The source code and instructions for running CCB can be found on the CCB github page.
For cluster execution of the workflow, the snakemake slurm executor plugin needs to be installed with pip install snakemake-executor-plugin-slurm. If the slurm plugin is not installed, the -e flag needs to be specified for the snakemake commands listed below.
The specifics for cluster execution should be defined in the workflow profile configuration file. An example workflow profile for slurm is provided here. To use the example profile, adjust the snakemake command line parameters to your needs. Importantly, a cluster account is specified in the example profile as an environment variable. To set the account name as an environment variable run export ACCOUNT_NAME=<your_account_name> or modify the profile config file to include your account name directly.
After you have activated the conda environment with snakemake, installed the slurm executor plugin and set the account name as an environment variable, you can test the workflow remote execution by performing a dry-run:
snakemake -n
To run the workflow for a new data set, use the --directory flag that specifies the path to the directory where the pipeline will be executed. The target directory needs to include a config folder with config.yaml and samples.tsv files, which specify the CCB parameters and sample files that will be used during execution. You can execute the workflow with:
snakemake --directory "path/to/new/directory/"

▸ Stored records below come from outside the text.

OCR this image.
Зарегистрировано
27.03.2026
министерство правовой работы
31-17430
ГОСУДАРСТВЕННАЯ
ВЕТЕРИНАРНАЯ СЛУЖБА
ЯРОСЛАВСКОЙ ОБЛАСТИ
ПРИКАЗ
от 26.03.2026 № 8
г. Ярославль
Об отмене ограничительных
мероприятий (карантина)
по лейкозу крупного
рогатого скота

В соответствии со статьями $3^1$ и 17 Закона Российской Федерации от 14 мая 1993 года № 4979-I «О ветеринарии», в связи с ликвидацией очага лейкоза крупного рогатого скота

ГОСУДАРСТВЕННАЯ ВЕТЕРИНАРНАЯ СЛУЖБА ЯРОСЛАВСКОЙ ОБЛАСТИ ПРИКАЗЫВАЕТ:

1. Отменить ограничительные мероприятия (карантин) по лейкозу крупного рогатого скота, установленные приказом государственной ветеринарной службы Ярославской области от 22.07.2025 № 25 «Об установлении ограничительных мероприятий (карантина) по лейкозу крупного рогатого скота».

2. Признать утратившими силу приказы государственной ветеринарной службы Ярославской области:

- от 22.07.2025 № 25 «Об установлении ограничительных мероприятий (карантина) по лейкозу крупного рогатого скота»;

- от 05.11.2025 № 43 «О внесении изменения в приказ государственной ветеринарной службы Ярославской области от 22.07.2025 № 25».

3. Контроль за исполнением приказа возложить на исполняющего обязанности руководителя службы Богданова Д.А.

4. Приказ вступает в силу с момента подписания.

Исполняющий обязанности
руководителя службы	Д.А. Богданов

The workflow profile that specifies the details for the cluster execution will be still automatically detected from the pipeline directory (workflow/profiles/default/config.yaml) even when the execution directory is changed. If you want to specify a new cluster execution profile as well, use the --workflow-profile flag:
snakemake --workflow-profile "path/to/workflow_profile/config.yaml"
For further options for local, cluster and cloud execution, see the snakemake docs.